The tutorial is very nice and informative, but when reading the source code of some standard modules in pytorch’s source code, I can see that some metadata is encapsulated in a “deviceTensor” so that you don’t have to specify data pointer, sizes and strides to every cuda kernel. This is don e.g. for Grid Sampling : https://github.com/pytorch/pytorch/blob/master/aten/src/THCUNN/SpatialGridSamplerBilinear.cu

Is there a way to use something similar in a custom module ? Goldsborough fortunately only needs one meta value so it just gives data pointers to the Cuda Kernel, but I’m trying to write my own clean and multitypes implementation of Correlation module (a Cuda-only with old style cffi can be found here : https://github.com/NVIDIA/flownet2-pytorch/blob/master/networks/correlation_package/src/correlation_cuda_kernel.cu) and you get a lot of meta values, and the code can become messy in the end.

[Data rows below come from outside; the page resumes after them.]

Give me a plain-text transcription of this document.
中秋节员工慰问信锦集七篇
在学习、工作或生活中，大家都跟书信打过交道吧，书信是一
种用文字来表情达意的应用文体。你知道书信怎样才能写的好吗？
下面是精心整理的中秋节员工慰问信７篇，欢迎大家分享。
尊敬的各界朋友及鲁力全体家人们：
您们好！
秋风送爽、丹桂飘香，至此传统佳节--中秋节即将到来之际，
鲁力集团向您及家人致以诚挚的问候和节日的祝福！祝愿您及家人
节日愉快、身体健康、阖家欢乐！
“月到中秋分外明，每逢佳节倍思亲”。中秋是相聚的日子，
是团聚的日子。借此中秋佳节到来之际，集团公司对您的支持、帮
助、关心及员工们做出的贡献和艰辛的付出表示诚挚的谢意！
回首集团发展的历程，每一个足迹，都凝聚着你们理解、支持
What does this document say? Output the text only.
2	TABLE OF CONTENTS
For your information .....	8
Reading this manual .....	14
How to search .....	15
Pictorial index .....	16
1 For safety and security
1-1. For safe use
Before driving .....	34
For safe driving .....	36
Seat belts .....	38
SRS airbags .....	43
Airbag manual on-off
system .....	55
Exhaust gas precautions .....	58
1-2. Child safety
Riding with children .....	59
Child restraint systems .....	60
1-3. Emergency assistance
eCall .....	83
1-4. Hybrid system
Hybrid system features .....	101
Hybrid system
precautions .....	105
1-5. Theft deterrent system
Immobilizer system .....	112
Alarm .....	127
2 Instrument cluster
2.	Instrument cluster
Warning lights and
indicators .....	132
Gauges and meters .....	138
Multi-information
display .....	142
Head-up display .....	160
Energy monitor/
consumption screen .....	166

Is there a way to use deviceTensor outside of pytorch source code ? can you convert an at::Tensor to a deviceTensor ? It’s obviously not straight forward, since it seems at::Tensor is voluntarily agnostic to the tensor type and device (CPU or GPU). Apparently there exists a function, but it needs a THCTensor for input : https://github.com/pytorch/pytorch/blob/master/aten/src/THC/generic/THCDeviceTensorUtils.cu#L5

So maybe a routine for converting at::Tensor with the dispatch Macro that seems to generate the code for all kinds of wanted types ?

Thanks for your help !